Shares issuable under a forward equity sale agreement are reflected in our diluted earnings per share calculations using the treasury stock method. Under this method, the number of our common shares used in calculating diluted earnings per share for each period is deemed to be increased by the excess, if any, of the number of common shares that would be issued upon full physical settlement of the forward equity sale agreement over the number of common shares that could be purchased by us in the market, as determined based on the average market price during the period, using the proceeds receivable upon full physical settlement, as determined based on the weighted average forward price during the period.

Earnings Per Share

Our unvested restricted stock awards contain non-forfeitable rights to dividends, and accordingly, these awards are deemed to be participating securities. As a result, we apply the two-class method to calculate basic and diluted earnings per share. Under the two-class method, we allocate net income to common stockholders and the holders of unvested restricted stock awards using the weighted-average shares outstanding for each class and based on their respective participation rights to dividends declared and undistributed earnings.
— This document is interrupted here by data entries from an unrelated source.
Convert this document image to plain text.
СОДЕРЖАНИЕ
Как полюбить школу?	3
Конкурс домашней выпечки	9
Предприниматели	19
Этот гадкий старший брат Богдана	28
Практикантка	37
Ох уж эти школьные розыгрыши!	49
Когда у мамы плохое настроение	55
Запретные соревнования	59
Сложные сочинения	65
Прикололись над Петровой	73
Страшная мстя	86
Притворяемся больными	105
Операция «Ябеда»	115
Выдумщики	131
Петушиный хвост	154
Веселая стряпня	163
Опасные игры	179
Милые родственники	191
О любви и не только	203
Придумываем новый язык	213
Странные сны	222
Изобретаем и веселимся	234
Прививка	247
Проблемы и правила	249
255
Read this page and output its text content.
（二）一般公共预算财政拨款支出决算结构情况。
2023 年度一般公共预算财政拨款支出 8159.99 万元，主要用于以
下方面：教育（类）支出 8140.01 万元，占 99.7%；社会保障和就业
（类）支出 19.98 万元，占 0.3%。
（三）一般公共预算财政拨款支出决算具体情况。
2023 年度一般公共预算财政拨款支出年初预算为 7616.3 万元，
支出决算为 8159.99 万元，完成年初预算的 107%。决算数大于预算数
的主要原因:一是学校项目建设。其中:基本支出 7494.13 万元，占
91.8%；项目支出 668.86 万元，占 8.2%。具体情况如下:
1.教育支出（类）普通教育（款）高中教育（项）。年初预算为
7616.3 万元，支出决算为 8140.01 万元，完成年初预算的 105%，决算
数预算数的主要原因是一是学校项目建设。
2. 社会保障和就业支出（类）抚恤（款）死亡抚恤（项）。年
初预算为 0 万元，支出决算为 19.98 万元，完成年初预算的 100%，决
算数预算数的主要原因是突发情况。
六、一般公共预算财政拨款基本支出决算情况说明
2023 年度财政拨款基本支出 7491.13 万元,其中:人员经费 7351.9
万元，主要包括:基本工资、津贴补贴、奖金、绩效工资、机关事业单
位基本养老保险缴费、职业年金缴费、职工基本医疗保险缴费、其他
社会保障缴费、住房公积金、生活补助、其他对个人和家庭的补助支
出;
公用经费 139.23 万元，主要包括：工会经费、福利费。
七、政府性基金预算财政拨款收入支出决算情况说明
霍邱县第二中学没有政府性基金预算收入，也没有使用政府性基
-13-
The computation of diluted earnings per share also includes the effect of potentially dilutive securities issued.

Recent Accounting Pronouncements

In December 2023, the FASB issued Accounting Standards Update (“ASU”) 2023-09, Income Taxes (Topic 740): Improvements to Income Tax Disclosures, which includes amendments to the existing guidance that further enhance income tax disclosures, primarily through standardization of income tax rate reconciliation categories and disaggregation of income taxes paid by jurisdiction. This guidance is effective for annual periods beginning after December 15, 2024, with early adoption permitted. We are currently evaluating the potential impact of this accounting standard on our consolidated financial statements and related disclosures.
In November 2024, the FASB issued ASU 2024-03, Income Statement-Reporting Comprehensive Income-Expense Disaggregation Disclosures (Subtopic 220-40): Disaggregation of Income Statement Expenses, which requires public entities to enhance transparency of income statement disclosures on an interim and annual basis by providing additional disaggregated information related to certain costs and expenses. This guidance is effective for annual periods beginning after December 15, 2026 and interim periods beginning after December 15, 2027, with early adoption permitted. We are currently evaluating the potential impact of this accounting standard on our consolidated financial statements and related disclosures.

In July 2025, the FASB issued ASU 2025-05, Financial Instruments – Credit Losses (Topic 326): Measurement of Credit Losses for Accounts Receivable and Contract Assets, which provides public entities with a practical expedient related to estimating credit losses for accounts receivable and contract assets arising from transactions accounted for under ASC 606. This guidance is effective for annual and interim periods beginning after December 15, 2025, with early adoption permitted. We are currently evaluating the potential impact of this accounting standard on our consolidated financial statements and related disclosures.